Artık “pornonun içine doğulan” bir çağda yaşıyoruz. Yeni nesil çocuklar önceki nesillere oranla yüksek hızda internet bağlantısıyla ve pornografiye erişim olanağıyla daha farklı bir ortamda yetişiyor.
Çocuklarda pornografiye ulaşılabilirlik ve maruz kalma, hem daha erken yaşta hem de her zamankinden daha fazla karşılaşılır hale geldi. Buna ek olarak, yeni araştırmalar, pornonun beynin gelişimi, cinsel sağlık ve ergenlik çağındaki gençler arasındaki ilişkiler üzerinde olumsuz etkisinin olduğunu göstermektedir.
Porno ve Ereksiyon İşlev Bozukluğu
İngiltere’de yapılan yeni bir araştırmada, İngiliz ergen erkekleri % 40’ı düzenli olarak porno izlediğini kabul etti. Bu istatistik sizin için bir anlam ifade ediyordur veya etmiyordur ancak dikkat çekici olan, genç nesiller arasında ereksiyon sorunundaki artıştır.

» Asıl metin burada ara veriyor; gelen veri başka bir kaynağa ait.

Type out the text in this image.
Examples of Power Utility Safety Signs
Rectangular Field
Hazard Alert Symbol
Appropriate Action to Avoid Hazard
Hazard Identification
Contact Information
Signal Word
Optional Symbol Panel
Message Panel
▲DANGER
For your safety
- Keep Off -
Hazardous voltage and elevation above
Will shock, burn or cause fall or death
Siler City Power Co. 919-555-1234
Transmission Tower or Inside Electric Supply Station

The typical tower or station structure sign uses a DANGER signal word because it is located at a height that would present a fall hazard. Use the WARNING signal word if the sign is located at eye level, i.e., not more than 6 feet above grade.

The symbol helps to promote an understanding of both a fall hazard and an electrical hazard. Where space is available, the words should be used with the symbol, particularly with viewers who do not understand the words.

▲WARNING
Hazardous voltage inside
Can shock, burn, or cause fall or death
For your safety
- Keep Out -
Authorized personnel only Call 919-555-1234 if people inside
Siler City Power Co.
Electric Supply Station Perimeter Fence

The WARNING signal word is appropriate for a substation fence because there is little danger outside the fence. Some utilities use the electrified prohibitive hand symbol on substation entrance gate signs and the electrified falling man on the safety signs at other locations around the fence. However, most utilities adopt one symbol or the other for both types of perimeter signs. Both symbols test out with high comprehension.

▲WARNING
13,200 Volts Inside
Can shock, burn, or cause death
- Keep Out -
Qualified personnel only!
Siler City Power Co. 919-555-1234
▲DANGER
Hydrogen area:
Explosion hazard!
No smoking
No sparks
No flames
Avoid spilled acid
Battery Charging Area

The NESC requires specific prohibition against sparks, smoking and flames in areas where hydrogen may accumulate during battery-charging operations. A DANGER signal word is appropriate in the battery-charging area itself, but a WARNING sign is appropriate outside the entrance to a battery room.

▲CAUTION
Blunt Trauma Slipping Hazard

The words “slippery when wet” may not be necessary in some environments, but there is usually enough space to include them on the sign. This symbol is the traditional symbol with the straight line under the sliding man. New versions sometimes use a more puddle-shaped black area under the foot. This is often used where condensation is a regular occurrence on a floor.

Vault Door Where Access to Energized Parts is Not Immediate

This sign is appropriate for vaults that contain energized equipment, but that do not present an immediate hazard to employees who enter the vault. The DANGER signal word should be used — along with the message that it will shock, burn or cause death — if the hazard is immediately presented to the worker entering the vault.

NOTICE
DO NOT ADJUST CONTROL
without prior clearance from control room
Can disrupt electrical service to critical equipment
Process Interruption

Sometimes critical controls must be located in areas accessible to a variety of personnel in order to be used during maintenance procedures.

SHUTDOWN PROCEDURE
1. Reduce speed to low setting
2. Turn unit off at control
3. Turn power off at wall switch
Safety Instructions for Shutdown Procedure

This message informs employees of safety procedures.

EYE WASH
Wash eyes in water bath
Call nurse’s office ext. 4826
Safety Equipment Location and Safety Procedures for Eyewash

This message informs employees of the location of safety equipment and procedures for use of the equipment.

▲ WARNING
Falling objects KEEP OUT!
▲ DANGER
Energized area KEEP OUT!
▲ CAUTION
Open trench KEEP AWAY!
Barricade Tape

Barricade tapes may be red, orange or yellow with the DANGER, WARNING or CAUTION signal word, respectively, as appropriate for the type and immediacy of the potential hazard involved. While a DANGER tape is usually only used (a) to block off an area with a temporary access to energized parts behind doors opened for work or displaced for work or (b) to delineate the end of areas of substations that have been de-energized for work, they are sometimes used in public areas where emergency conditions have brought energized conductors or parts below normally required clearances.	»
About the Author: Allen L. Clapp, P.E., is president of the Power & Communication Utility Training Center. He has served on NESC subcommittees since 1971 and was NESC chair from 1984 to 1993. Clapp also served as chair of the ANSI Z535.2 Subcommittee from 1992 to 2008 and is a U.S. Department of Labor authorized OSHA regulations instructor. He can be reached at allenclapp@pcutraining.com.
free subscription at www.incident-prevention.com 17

Bunun bir sebebi internetteki çok miktarda cinsel uyaranın bulunmasıdır. Profesor Gary Wilson bu konu hakkında, çok farklı ve aşırı sayıdaki porno içeriği izleyiciler için gerçek seks esnasında daha az uyarılmaya yol açıyor, diyor. “Aşırı yenilikler, belirli fetişler, sürprizlerle dopamin seviyelerini yükseltip cinsel olarak fazladan uyarılmaya ihtiyaç duyuyorlar.” şeklinde ilave ediyor.
İstatistiksel olarak, 1992’de ereksiyon işlev bozukluğu (EİB) oranı %5 dolaylarındaydı. 2012 yılında İsviçre erkekleri arasında yapılan bir araştırma, 18-25 yaş arasındaki çocuklar arasında neredeyse %33 olduğunu bulmuştur. Bazı ürologlar, aşırı pornografi kullanımının ereksiyon işlev bozukluğu ile ilişkili olduğuna inanmaktadır.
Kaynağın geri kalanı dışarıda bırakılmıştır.